第五章 遡行世界編

81話 狭間の空間

*読者様へ:ネタバレになりますので、少しの間、章の名前を伏せさせて頂きます*


 □■□■


「ん?」


 目を覚ますと違和感を感じた。まるで身体が宙に浮いているかのように、浮遊感を感じる。


 変身は解けていた。狼でもないただの人間の姿に戻っている。


「ここはどこだ?」


 気が付くと知らない空間にいた。様々な色が乱れあい、常時変化している。


「そうだった。確かあの時.....」


 朱雀の道ずれでこの異空間に吸い込まれたのを思い出した。


「しかし気分が悪いな。」


 身体中が物凄い倦怠感に襲われる。きっと【限界突破】の影響のせいだろう。長時間使っていたせいだ。
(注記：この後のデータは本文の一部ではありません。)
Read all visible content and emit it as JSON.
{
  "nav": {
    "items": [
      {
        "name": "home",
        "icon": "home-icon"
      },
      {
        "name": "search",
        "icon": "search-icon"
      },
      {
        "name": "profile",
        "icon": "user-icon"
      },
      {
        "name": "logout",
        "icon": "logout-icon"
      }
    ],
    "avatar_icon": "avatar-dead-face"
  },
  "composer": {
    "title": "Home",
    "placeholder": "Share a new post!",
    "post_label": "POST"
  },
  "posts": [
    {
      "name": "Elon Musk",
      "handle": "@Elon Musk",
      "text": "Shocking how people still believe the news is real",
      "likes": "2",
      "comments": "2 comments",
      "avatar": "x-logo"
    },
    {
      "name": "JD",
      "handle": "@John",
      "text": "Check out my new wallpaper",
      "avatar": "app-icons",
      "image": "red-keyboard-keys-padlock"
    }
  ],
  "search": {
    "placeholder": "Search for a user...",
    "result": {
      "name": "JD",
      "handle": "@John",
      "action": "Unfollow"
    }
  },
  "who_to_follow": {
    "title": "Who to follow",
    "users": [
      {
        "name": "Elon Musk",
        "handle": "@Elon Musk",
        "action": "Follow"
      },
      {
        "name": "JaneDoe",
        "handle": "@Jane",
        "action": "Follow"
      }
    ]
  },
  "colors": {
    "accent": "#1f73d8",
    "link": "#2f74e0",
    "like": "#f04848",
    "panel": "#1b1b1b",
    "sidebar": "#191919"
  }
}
 暫くその場を観察していると、突如胸に痛みを感じた。


「ガハッ!」


 吐血し痛みに耐える。しかし更なる激痛が全身を襲ってきた。


「がああああああああ」


 暫く激痛に耐えていると痛みが止んだ。確認するが何処にも怪我の影響はない。


「代償は終わってなかったのかよ。」


【覇気-命削】のせいだろう。魂にヒビが入りすぎて自分でもと実感する。


 魂の修復は不可能だ。壊れてしまった物はもう直せない。だから諦めた。


 だけどその前にあるべきことがある。


「朱雀はどこだ。」


 周りを見渡すが見つからない。とりあえずここから移動することにした。




 ★☆★☆


「やっと見つけた。」


 異空間を探索していると数分で朱雀を見つけることが出来た。


 息をしていない。既に死んでいるのだろう。


 赤髪に金のメッシュのある少年の姿だった。


「【捕食】」


 人型となった朱雀をその場で喰らった。


 血肉を引き千切り、骨を噛み砕く。


 完食するのに30秒とかからなかった。


「人間喰ってるみたいで気分が悪いな。」


 そういうと



『【蘇生魔法】を習得しました。』


『【魔力貯蔵】を習得しました。』


『【魔力覚醒】を習得しました。』


『【不死鳥化】を習得しました。』



 と脳内に表示される。



【魔力貯蔵】…魔力の貯蔵をすることが出来る。限界はない。


【魔力覚醒】…魔法で消費される魔力が半減され、効果が増大する。



「よし。」


 ついに【蘇生魔法】を奪う事に成功した。